L'État : Les hommes doivent être caressés ou anéantis
De Machiavel, la postérité a retenu un adjectif, machiavélique, pour désigner de subtiles tactiques de manipulation. Cette maxime semble le confirmer : le Prince, pour régner, doit user de ces deux extrêmes que sont la flatterie et la violence. En somme, soit le peuple est dupe et obéit, soit il ne l’est pas et le paye de sa vie. Le verdict du penseur italien est-il, en vérité, aussi cynique ?
Ce ne serait pas rendre justice à son œuvre. Ce conseil ne vaut en effet que dans une situation particulière, lorsqu’il faut au prince asseoir sa domination à l’issue d’une conquête. Il ne s’agit donc pas d’une proposition générale sur le mode de gouverner, mais d’une réflexion sur la fragilité d’un pouvoir qui doit, dans l’urgence, s’affermir. Nulle part Le Prince ne fait l’apologie du Mal en louant le mensonge ou l’assassinat. Simplement, il s’avère que dans des circonstances périlleuses, lorsque la nécessité s’en fait sentir, l’autorité n’a d’autre moyen que de recourir à la ruse ou la cruauté. Certes, pour Machiavel, il n’y a aucun doute qu’un peuple obéit plus volontiers à un prince vertueux. Mais la bonté est d’une piètre utilité en politique tandis que l’apparence de la moralité, flatteuse pour l’image du prince, garantit la paix sociale.

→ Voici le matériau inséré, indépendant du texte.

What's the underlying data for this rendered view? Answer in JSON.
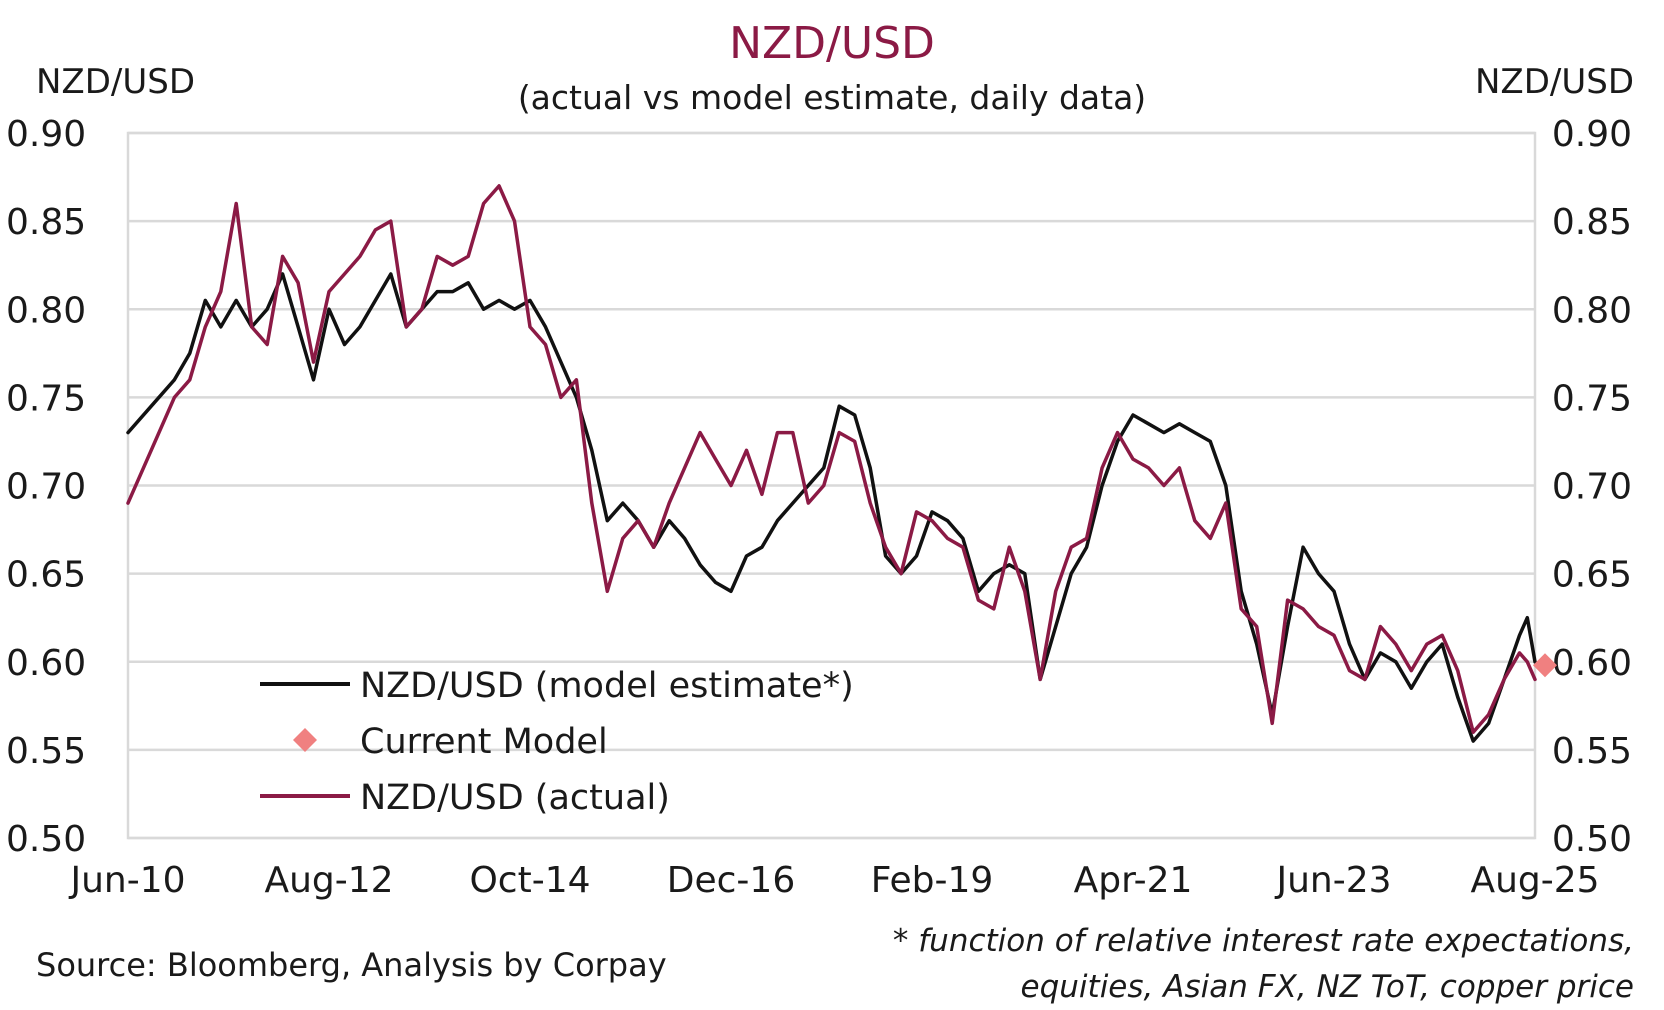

Les formules du Prince sont choquantes parce qu’elles traitent du pouvoir de manière lucide et pragmatique. Les décisions politiques sont évaluées à l’aune de l’efficacité plus que de la moralité. Machiavel inaugure ainsi la conception moderne du pouvoir en appréhendant les phénomènes politiques sous l’angle du réalisme.